In Conceptualising the Social World John Scott encourages sociologists to move beyond their disagreements and see that there is a set of core principles that underlies sociological thought. These principles are: culture, nature, system, space-time, structure, action, mind and development. Each gets a chapter-length discussion in the book. According to Scott, sociologists often take a one-sided approach, with many having believed, for example, that they have to choose between theories of structure and action (p. 144). Instead, Scott recommends a synthetic approach in which these principles are understood to be complementary rather than competing. Scott argues that there would be internal and external benefits of accepting the complementarity of these different principles: sociologists would spend less time pursuing pointless disagreements; we would learn from past work rather than pursuing new fads or mistakenly believing in the novelty of current developments; and those outside sociology would start to see that it is not a confused discipline in which an answer to any question produces a diverse set of incompatible responses. Although I share some of Scott’s anxieties over the state of sociology, I am going to underline my status as a sociologist by questioning aspects of his overall approach. But before doing so, I want to consider one of the positive aspects of Conceptualising the Social World.
One notable feature of Scott’s book is his determined invocation of a wide and historically deep range of thinkers when considering each sociological principle. Some of these thinkers are well known – Parsons gets a lengthy treatment in the chapter on system, Freud and Mead are discussed in the chapter on mind. But many others are less familiar, at least within a sociological context. The chapter on structure, for example, features Renner, Pashukanis, Ekeh and Takata alongside the standard figures of Marx, Durkheim and Giddens. The appearance of such un-usual suspects may well inspire readers to delve into the past in a way that enriches their own work.

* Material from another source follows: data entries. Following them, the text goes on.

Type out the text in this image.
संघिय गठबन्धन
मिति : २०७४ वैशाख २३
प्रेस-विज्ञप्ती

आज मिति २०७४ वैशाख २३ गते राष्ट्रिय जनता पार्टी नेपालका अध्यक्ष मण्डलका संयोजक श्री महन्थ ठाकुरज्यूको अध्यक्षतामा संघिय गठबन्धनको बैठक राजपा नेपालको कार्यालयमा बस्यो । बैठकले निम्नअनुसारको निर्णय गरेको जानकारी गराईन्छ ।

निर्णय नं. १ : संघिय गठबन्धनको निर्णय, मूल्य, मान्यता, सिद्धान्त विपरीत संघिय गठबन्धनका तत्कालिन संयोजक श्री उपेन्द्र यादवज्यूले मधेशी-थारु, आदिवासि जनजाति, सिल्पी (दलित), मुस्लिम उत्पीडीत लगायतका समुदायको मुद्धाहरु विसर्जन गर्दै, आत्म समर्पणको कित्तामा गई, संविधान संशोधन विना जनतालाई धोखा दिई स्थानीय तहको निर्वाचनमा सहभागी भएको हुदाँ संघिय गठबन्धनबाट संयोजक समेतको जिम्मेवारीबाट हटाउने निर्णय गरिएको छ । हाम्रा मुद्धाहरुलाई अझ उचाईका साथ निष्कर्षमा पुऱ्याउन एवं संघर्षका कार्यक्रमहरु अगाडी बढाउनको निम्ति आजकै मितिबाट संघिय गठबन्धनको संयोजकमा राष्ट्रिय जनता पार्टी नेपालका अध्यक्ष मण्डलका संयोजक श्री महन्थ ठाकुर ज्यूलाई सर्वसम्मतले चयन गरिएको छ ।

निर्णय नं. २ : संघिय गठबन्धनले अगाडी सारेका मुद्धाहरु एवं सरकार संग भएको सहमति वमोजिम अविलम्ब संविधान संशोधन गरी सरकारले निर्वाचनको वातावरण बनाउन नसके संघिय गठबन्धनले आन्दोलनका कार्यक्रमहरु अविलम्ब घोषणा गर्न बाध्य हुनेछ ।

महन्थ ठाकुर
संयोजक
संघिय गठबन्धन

Scott’s useful insistence that we should not forget our antecedents and their contribution to sociology encourages us to locate the context of his own work. In Scott’s case this is not so much a self-conscious ‘tradition’ as a range of social theorists with whom he shares a key impulse: when faced with two or more theories that are engaged in disagreement and contention, these thinkers try to resolve the dilemma by incorporating the central elements of each theory within a single synthetic account. As Holmwood has noted, this impulse is found in a range of approaches from structural functionalism to structuration theorists to critical realism. These approaches are built on incorporation: although the terminology varies, structure, culture, agency, system-relations and other concepts are, for these thinkers, best drawn into a (potentially rather baroque) single framework. To locate his work in this way is not to say that Scott simply reproduces others’ ideas: his set of theoretical concerns is unusually wide in scope and his range of historical reference-points gives the book a certain distinctiveness.
The general problem with the synthetic approach, however, is that it tends to underplay, and can unintentionally obscure, the contradictions between the concepts that are being brought together. To avoid this criticism, synthetic approaches need to convincingly critique the arguments of those who see contradiction where synthetic thinkers see complementarity. Unfortunately, Conceptualising the Social World rarely does this. Indeed, the arguments of thinkers who would dispute the synthesis produced by Scott are often given little or no consideration. For example, Scott’s synthetic claim that ‘cultural formation must always be considered in relation to natural conditions’ (p. 84) is at odds with that of prominent thinkers like Butler, for whom invocations of nature are always infused with culture and power. Yet Butler is treated as if she is one-sidedly emphasising ‘culture’ rather than as a thinker who is trying to rework the conceptual division between culture and nature. Butler may not be right but her arguments against the existing division are worthy of consideration. Likewise, no real consideration is given to the arguments of those who find the structure-agency divide problematic. Certainly, Scott gives a lengthy exposition of the view that the two concepts are compatible, going so far as to say that Archer’s (putative) success in theorizing the connection between structure and agency means that the ‘question can now be regarded as closed’ (p. 174). But Scott’s own position would be much more powerful and persuasive if he actively engaged with the arguments of critics like Holmwood and King who see the division as deeply problematic.
In sum, I would suggest that Scott’s book gives a solid and historically rich exposition of the synthetic approach to social theory. But to persuade critics that his approach isn’t simply denying genuine problems and contradictions between sociological concepts he needs to engage more deeply with alternative viewpoints.